Reportedly, he wrote his own speech. After ditching the canned one the Democratic Party tried to give him.

The dude can write well, that's for sure. Of course, he was a skilled author, so I shouldn't be suprised.
 
Let me amplify that a bit. What's the most common kvetch the cons and pundits have had about liberals over the past few years? That liberals "don't offer solutions" and "don't have a clear message." Here's someone who's articulated the basic liberal position quite well and succinctly.

The Dems would do well to follow his rhetorical lead.
 
Reportedly, he wrote his own speech. After ditching the canned one the Democratic Party tried to give him.

The dude can write well, that's for sure. Of course, he was a skilled author, so I shouldn't be suprised.

his "A Sense of Honor" is my alltime favorite book
 
Let me amplify that a bit. What's the most common kvetch the cons and pundits have had about liberals over the past few years? That liberals "don't offer solutions" and "don't have a clear message." Here's someone who's articulated the basic liberal position quite well and succinctly.

The Dems would do well to follow his rhetorical lead.


Although I dont see it as the basic liberal position.. at least not from the past two decades.... You might want to change the word liberal to Democrat...

But Wow! you are saying these things about a guy who served on Ronnies cabinet ...

you go Ornot!
 
Although I dont see it as the basic liberal position.. at least not from the past two decades.... You might want to change the word liberal to Democrat...

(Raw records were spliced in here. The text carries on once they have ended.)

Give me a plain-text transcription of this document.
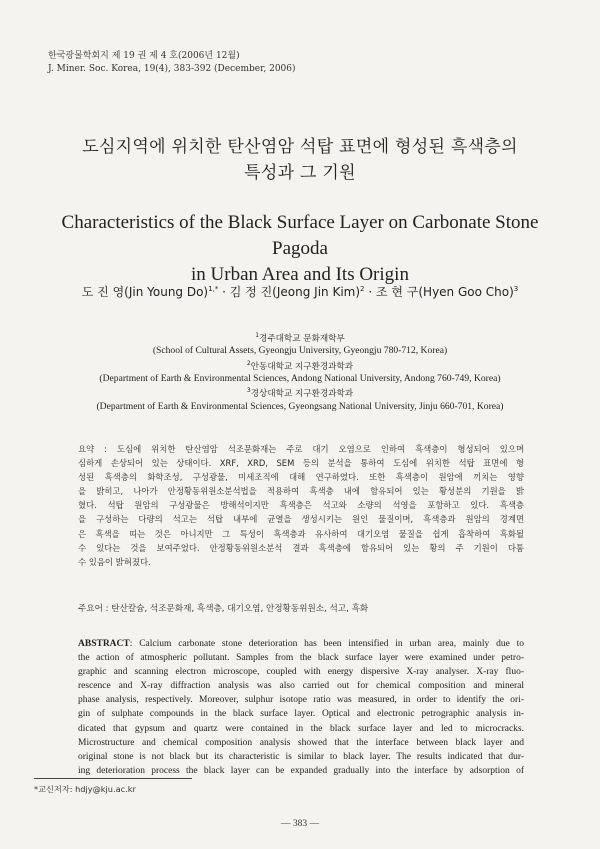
한국광물학회지 제 19 권 제 4 호(2006년 12월)
J. Miner. Soc. Korea, 19(4), 383-392 (December, 2006)
도심지역에 위치한 탄산염암 석탑 표면에 형성된 흑색층의
특성과 그 기원
Characteristics of the Black Surface Layer on Carbonate Stone Pagoda
in Urban Area and Its Origin
도 진 영(Jin Young Do)$^{1,*}$ · 김 정 진(Jeong Jin Kim)$^2$ · 조 현 구(Hyen Goo Cho)$^3$
$^1$경주대학교 문화재학부
(School of Cultural Assets, Gyeongju University, Gyeongju 780-712, Korea)
$^2$안동대학교 지구환경과학과
(Department of Earth & Environmental Sciences, Andong National University, Andong 760-749, Korea)
$^3$경상대학교 지구환경과학과
(Department of Earth & Environmental Sciences, Gyeongsang National University, Jinju 660-701, Korea)
요약 : 도심에 위치한 탄산염암 석조문화재는 주로 대기 오염으로 인하여 흑색층이 형성되어 있으며
심하게 손상되어 있는 상태이다. XRF, XRD, SEM 등의 분석을 통하여 도심에 위치한 석탑 표면에 형
성된 흑색층의 화학조성, 구성광물, 미세조직에 대해 연구하였다. 또한 흑색층이 원암에 끼치는 영향
을 밝히고, 나아가 안정황동위원소분석법을 적용하여 흑색층 내에 함유되어 있는 황성분의 기원을 밝
혔다. 석탑 원암의 구성광물은 방해석이지만 흑색층은 석고와 소량의 석영을 포함하고 있다. 흑색층
을 구성하는 다량의 석고는 석탑 내부에 균열을 생성시키는 원인 물질이며, 흑색층과 원암의 경계면
은 흑색을 띠는 것은 아니지만 그 특성이 흑색층과 유사하여 대기오염 물질을 쉽게 흡착하여 흑화될
수 있다는 것을 보여주었다. 안정황동위원소분석 결과 흑색층에 함유되어 있는 황의 주 기원이 다툼
수 있음이 밝혀졌다.
주요어 : 탄산칼슘, 석조문화재, 흑색층, 대기오염, 안정황동위원소, 석고, 흑화
ABSTRACT: Calcium carbonate stone deterioration has been intensified in urban area, mainly due to
the action of atmospheric pollutant. Samples from the black surface layer were examined under petro-
graphic and scanning electron microscope, coupled with energy dispersive X-ray analyser. X-ray fluo-
rescence and X-ray diffraction analysis was also carried out for chemical composition and mineral
phase analysis, respectively. Moreover, sulphur isotope ratio was measured, in order to identify the ori-
gin of sulphate compounds in the black surface layer. Optical and electronic petrographic analysis in-
dicated that gypsum and quartz were contained in the black surface layer and led to microcracks.
Microstructure and chemical composition analysis showed that the interface between black layer and
original stone is not black but its characteristic is similar to black layer. The results indicated that dur-
ing deterioration process the black layer can be expanded gradually into the interface by adsorption of
*교신저자: hdjy@kju.ac.kr
— 383 —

But Wow! you are saying these things about a guy who served on Ronnies cabinet ...

you go Ornot!
The objection to gross inequity in the distribution of wealth and power is the defining characteristic of the leftist and, by extension, the American liberal.

And almost anyone can learn from experience and abandon youthful folly. :p
 
Although I dont see it as the basic liberal position.. at least not from the past two decades.... You might want to change the word liberal to Democrat...

But Wow! you are saying these things about a guy who served on Ronnies cabinet ...

you go Ornot!

Although I dont see it as the basic liberal position.. at least not from the past two decades....

Gotta agree with Ornot here. Economic fairness, equality of opportunity, and attempting to take the rough edges off of unfettered lassaize-faire capitalism is the basic liberal position. Its the glue that holds the Democratic coalition together.
 
The dems caught up with the repubs and have sold out to corporate and special interests with money. We private citizens don't show up much on either partys radar lately.
 
the glue that holds the far left whacko's together.
your going to see a lot more centerist run by the dems for 08.
Won't be too much on the class warfare side.
A hand up to the lower and middle, not a bitch slap to the rich.
 
No...the defining characteristic of the modern day liberal is to engage in
A policy or practice of treating or governing people in a fatherly/motherly manner, especially by providing for their needs without giving them responsibilities.
I didnt hear Jim Webb say these things... i did hear him say the bridge between the haves and have nots is too widening. The cure for this is not to play Robin Hood... the cure is to challange the Corps .....remind them of their responsibilities and to let them know should they continue to trek down the path they are going...there will be consequences ... to lead as Teddy Roosevelt did.